José Zanni

José Zanni

http://www.jose-zanni.com

José Zanni was born in Corsica into a family of artists, and is entirely self-taught. His receptiveness to art was visible very early on, and since 2001, his career has been punctuated with solo and collective exhibitions and a number of awards and distinctions. His repertoire of artworks continues to grow, and clearly demonstrates a deepening of his creation, as well as a desire to develop an innate sense of the aesthetic in painting.
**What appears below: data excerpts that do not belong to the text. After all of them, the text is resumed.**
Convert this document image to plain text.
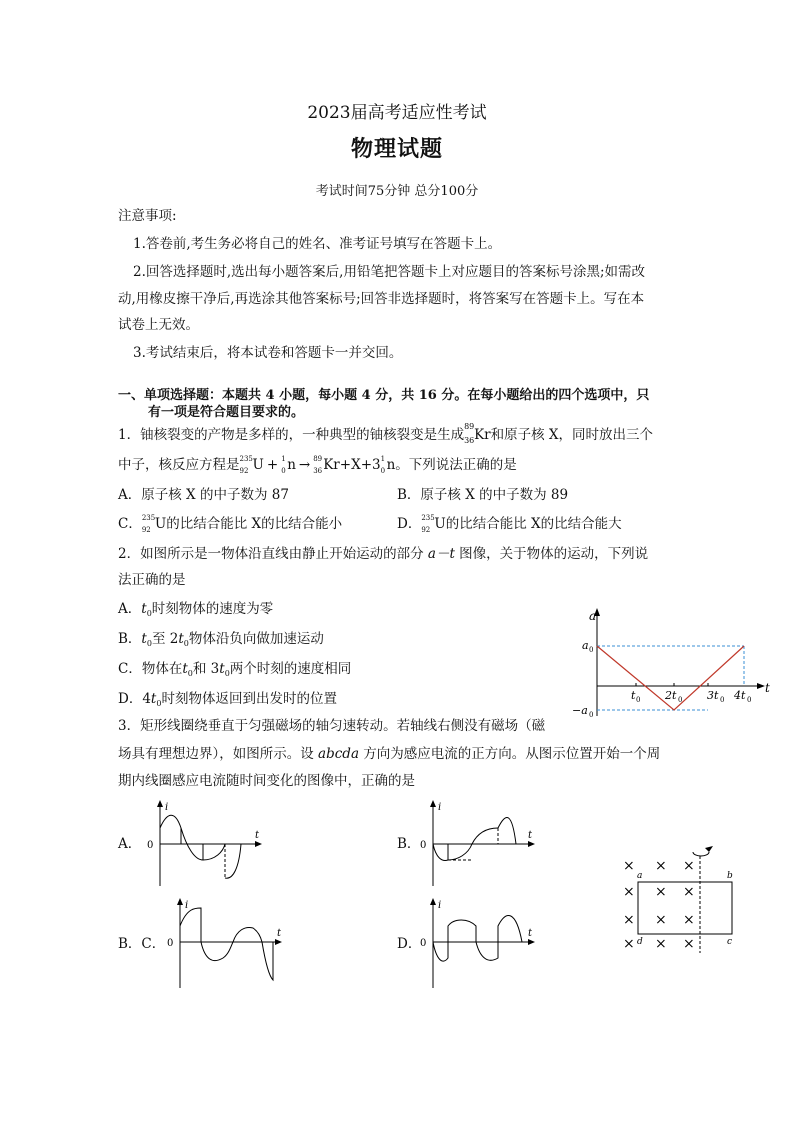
2023届高考适应性考试
物理试题
考试时间75分钟 总分100分
注意事项:
1.答卷前,考生务必将自己的姓名、准考证号填写在答题卡上。
2.回答选择题时,选出每小题答案后,用铅笔把答题卡上对应题目的答案标号涂黑;如需改
动,用橡皮擦干净后,再选涂其他答案标号;回答非选择题时，将答案写在答题卡上。写在本
试卷上无效。
3.考试结束后，将本试卷和答题卡一并交回。
一、单项选择题：本题共 4 小题，每小题 4 分，共 16 分。在每小题给出的四个选项中，只
有一项是符合题目要求的。
1．铀核裂变的产物是多样的，一种典型的铀核裂变是生成
89
36 Kr和原子核 X，同时放出三个
中子，核反应方程是 235
92 U + 1
0 n → 89
36 Kr+X+3 1
0 n。下列说法正确的是
A．原子核 X 的中子数为 87	B．原子核 X 的中子数为 89
C． 235
92 U的比结合能比 X的比结合能小	D． 235
92 U的比结合能比 X的比结合能大
2．如图所示是一物体沿直线由静止开始运动的部分 a－t 图像，关于物体的运动，下列说
法正确的是
A．$t_0$时刻物体的速度为零
B．$t_0$至 $2t_0$物体沿负向做加速运动
C．物体在$t_0$和 $3t_0$两个时刻的速度相同
D．$4t_0$时刻物体返回到出发时的位置
a
t
a 0
−a 0
t 0 2t 0 3t 0 4t 0
3．矩形线圈绕垂直于匀强磁场的轴匀速转动。若轴线右侧没有磁场（磁
场具有理想边界），如图所示。设 abcda 方向为感应电流的正方向。从图示位置开始一个周
期内线圈感应电流随时间变化的图像中，正确的是
A．
i
t
0	B．
i
t
0
B．C．
i
t
0	D．
i
t
0
× × ×
× × ×
× × ×
× × ×
a	b
c
d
A figurative artist at first, José Zanni evolved in his way of reproducing the world and decided to explore nature by dividing it into triangles. This is what he calls his “Geometric period”, during which time he presented pure and carefully drawn shapes according to his polygonal division method in order to stylise his subjects. It is neither a mere reduction nor a formal rupture in the Cubist style. The subject emerges simplified, without, however, depth or volume having been eliminated. The rhythmic compositions show rare dynamism. A great colourist, and a lover of pure colours and light effects, José Zanni reinvents, with a very personal range of hues, a transcendental dreamlike world that is nourished by his passions.

Having reached this stage, it seemed inevitable that the painter would fall to the ultimate temptation of abstraction. His latest period broaches this style with a series of blue monochromes. Formal reality is at times absent to make way for a subtle and dynamic play between the textures present in the pictorial medium and dazzling white streaks of light. These offer the artist endless possibilities for exploration. This creation suggests a fourth dimension, one outside of space and time, and which results in paintings based on harmony, in the manner of Kandinsky’s Lyrical Abstraction, aiming to reveal the artist’s creative emotion.

Gifted with an extraordinary and productive creativity, José Zanni develops a novel aesthetic language in quest of the absolute, a language which no doubt holds many more surprises.